Tuesday, February 17, 2009

On the cost of e-books

Shelf Awareness is an online newsletter for the publishing industry. They have archived issues on their Web site, but only starting from last week. So since I can't link directly to the original, I hope they won't mind if I copy a piece that sums up my feelings on e-books and their pricing(speaking as a book-lover, not so much as a collection development librarian):

Michael Herrmann of Gibson's Bookstore, Concord, N.H., writes:

As not only a bookseller but a booklover, I can see why e-books would be priced lower than real books. Not only do you not have printing, storing and distribution costs at the producer's end, but you also do not have a permanent artifact at the consumer's end. That is to say, e-books are not collectible. They are ephemeral. There is no guarantee that they will be readable or retrievable in two, 10, 50 years. They have less value than a real book. So perhaps they should cost less...

If Amazon succeeds in diverting publishers' creative energy into the e-book category, there will be incredible disruption in publishing and in retail. While there is a place for e-books in ephemeral categories and in textbooks, they will never amount to more than 10% of the market. As a technology and as a cultural artifact they are inferior to the printed book. The public will realize that, and e-book sales will eventually find their natural level, beyond all the hype...

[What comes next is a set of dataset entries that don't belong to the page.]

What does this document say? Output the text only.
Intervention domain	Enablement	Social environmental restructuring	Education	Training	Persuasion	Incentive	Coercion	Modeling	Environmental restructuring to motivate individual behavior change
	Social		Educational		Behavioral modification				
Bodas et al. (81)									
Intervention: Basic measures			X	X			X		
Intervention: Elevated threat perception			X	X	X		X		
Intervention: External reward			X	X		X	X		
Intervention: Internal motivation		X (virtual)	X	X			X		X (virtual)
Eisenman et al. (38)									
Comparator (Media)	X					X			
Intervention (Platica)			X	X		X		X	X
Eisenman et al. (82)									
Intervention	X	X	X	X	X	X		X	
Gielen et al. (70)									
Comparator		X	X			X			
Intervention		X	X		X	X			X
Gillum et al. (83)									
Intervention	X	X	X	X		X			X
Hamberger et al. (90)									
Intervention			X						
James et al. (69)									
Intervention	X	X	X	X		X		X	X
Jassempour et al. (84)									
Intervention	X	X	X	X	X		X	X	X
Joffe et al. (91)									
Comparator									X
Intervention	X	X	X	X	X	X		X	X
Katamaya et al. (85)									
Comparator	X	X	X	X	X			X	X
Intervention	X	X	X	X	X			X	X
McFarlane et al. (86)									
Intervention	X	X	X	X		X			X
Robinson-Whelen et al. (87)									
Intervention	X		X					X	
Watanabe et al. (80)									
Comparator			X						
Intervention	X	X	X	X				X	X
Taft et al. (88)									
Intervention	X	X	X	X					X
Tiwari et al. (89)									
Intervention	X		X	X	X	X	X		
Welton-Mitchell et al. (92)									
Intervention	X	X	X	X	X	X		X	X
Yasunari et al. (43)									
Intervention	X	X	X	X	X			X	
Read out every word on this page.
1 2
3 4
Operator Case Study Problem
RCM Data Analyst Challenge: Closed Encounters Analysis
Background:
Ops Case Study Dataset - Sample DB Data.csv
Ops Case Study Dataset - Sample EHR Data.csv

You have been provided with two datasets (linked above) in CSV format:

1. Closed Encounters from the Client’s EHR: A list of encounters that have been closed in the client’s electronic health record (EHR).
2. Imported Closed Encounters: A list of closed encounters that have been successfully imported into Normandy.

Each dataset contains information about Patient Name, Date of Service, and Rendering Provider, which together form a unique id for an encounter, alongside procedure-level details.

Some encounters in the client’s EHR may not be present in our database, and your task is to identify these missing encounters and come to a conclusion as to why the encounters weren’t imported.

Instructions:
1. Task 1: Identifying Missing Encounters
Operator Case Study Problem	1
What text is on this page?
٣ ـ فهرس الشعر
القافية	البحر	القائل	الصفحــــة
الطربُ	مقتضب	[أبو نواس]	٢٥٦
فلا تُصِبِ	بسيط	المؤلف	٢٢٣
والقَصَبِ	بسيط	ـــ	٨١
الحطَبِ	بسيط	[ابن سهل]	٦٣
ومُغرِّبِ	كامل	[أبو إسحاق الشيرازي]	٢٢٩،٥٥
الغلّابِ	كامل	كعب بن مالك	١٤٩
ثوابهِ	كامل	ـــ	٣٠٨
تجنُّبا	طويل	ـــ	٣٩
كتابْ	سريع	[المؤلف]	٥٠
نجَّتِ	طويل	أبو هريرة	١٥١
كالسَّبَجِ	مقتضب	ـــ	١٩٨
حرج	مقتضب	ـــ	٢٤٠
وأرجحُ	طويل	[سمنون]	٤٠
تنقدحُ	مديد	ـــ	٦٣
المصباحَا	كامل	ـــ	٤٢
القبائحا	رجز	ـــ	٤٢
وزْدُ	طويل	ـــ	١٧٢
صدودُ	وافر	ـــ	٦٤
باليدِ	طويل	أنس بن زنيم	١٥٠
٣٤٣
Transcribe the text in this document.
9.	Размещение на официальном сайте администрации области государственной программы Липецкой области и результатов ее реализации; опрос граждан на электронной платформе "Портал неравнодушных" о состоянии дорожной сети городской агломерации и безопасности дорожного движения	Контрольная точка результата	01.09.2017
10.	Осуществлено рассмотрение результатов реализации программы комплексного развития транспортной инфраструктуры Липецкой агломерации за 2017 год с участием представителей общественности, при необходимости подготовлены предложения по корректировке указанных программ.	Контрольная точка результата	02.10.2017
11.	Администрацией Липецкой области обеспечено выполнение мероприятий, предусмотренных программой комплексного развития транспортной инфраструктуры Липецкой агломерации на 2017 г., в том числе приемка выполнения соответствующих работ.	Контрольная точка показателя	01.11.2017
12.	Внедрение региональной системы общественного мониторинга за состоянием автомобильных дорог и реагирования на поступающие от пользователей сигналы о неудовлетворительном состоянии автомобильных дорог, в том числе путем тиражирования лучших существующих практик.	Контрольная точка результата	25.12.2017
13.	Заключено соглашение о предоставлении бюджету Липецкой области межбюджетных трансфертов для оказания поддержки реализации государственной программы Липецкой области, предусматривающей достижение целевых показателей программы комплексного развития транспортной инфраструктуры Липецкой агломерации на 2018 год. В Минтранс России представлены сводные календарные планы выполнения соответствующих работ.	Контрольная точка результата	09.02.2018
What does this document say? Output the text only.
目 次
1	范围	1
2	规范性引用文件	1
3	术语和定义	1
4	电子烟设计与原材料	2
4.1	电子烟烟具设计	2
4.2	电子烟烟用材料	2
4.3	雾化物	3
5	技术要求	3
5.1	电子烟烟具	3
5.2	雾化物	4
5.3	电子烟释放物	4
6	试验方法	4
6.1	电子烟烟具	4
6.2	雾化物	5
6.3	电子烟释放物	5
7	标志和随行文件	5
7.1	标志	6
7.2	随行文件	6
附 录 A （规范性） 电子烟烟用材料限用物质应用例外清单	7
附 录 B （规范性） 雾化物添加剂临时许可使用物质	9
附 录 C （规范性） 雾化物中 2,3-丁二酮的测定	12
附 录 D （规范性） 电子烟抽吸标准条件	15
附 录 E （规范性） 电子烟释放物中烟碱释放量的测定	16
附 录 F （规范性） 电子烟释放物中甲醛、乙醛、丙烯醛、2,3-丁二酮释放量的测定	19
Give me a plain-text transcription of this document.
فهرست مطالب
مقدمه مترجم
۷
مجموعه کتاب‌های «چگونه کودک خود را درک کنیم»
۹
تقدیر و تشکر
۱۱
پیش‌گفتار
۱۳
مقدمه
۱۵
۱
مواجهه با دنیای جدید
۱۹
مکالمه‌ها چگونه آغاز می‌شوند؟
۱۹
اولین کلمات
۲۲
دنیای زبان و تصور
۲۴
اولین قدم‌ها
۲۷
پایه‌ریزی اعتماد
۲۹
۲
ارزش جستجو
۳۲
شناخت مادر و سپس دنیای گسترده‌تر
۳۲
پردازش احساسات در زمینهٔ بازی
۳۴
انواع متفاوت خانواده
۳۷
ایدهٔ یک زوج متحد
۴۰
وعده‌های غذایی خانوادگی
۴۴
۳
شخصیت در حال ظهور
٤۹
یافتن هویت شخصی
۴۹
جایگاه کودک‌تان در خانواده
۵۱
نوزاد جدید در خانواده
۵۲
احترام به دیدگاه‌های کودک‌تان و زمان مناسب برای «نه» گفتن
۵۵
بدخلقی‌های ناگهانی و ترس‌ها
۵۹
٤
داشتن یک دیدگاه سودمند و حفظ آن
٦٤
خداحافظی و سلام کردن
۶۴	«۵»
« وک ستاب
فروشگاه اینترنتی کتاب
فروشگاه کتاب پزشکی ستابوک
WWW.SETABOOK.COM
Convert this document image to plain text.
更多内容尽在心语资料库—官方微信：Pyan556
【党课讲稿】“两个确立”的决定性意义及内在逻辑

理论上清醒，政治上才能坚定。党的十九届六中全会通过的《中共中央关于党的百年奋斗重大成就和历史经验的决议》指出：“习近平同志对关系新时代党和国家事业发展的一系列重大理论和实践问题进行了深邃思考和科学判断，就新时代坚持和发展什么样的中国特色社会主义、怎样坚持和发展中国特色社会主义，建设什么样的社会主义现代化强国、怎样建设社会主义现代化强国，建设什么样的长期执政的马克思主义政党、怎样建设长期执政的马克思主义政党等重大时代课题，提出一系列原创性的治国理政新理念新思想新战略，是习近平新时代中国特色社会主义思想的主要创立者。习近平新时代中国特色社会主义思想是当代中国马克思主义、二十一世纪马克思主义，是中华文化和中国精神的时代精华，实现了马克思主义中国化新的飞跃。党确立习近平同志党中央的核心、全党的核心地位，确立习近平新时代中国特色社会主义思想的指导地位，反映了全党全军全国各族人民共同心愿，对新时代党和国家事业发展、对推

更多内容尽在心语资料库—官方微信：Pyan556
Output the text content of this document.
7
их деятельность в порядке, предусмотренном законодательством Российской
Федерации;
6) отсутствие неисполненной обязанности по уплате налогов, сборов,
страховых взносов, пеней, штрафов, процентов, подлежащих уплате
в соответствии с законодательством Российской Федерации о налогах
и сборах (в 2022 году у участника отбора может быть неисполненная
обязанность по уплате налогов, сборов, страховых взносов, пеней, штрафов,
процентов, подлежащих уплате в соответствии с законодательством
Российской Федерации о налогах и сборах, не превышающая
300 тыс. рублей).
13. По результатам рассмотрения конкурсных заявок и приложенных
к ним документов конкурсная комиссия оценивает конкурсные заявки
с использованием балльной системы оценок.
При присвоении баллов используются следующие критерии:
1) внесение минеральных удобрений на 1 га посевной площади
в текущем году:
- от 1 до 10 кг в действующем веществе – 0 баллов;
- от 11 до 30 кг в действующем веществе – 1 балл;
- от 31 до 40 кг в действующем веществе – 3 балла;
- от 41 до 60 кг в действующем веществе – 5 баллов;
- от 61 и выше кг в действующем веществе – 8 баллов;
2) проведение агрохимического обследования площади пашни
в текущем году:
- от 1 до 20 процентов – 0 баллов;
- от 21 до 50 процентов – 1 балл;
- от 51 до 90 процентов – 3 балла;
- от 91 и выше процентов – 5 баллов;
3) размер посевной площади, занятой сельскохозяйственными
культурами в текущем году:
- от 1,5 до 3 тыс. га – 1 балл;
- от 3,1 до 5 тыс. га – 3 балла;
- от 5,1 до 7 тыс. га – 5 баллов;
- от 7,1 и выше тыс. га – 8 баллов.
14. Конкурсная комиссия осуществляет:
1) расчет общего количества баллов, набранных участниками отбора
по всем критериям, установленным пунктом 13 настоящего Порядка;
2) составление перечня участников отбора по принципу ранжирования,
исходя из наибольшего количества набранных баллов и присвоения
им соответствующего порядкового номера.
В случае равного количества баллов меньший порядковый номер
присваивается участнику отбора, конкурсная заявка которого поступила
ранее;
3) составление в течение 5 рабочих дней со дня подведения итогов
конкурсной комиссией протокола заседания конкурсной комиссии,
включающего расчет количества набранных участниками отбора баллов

I can't imagine I will ever spend $400 on an e-book reader if I will not be recovering my money by cheaper e-books. Many, many book-lovers will never have that kind of money for anything but necessities. And when a person spends all of that money on the reader, it is likely to break or will become unusable after five or six years. Whereas if you collect your favorite books in a physical format, you can pass them on to your children and your children's children... provided they were well-constructed.

Of course just because books don't have to physically be made, the intellectual work behind them and the technology to distribute them does cost money. I still have a hard time believing that ends up costing the company the same, though.

I am all for electronic journals, newsletters, newspapers, and e-books have their place in reference and technology fields, but I cannot envision a world without physical books that were meant to be read from cover-to-cover.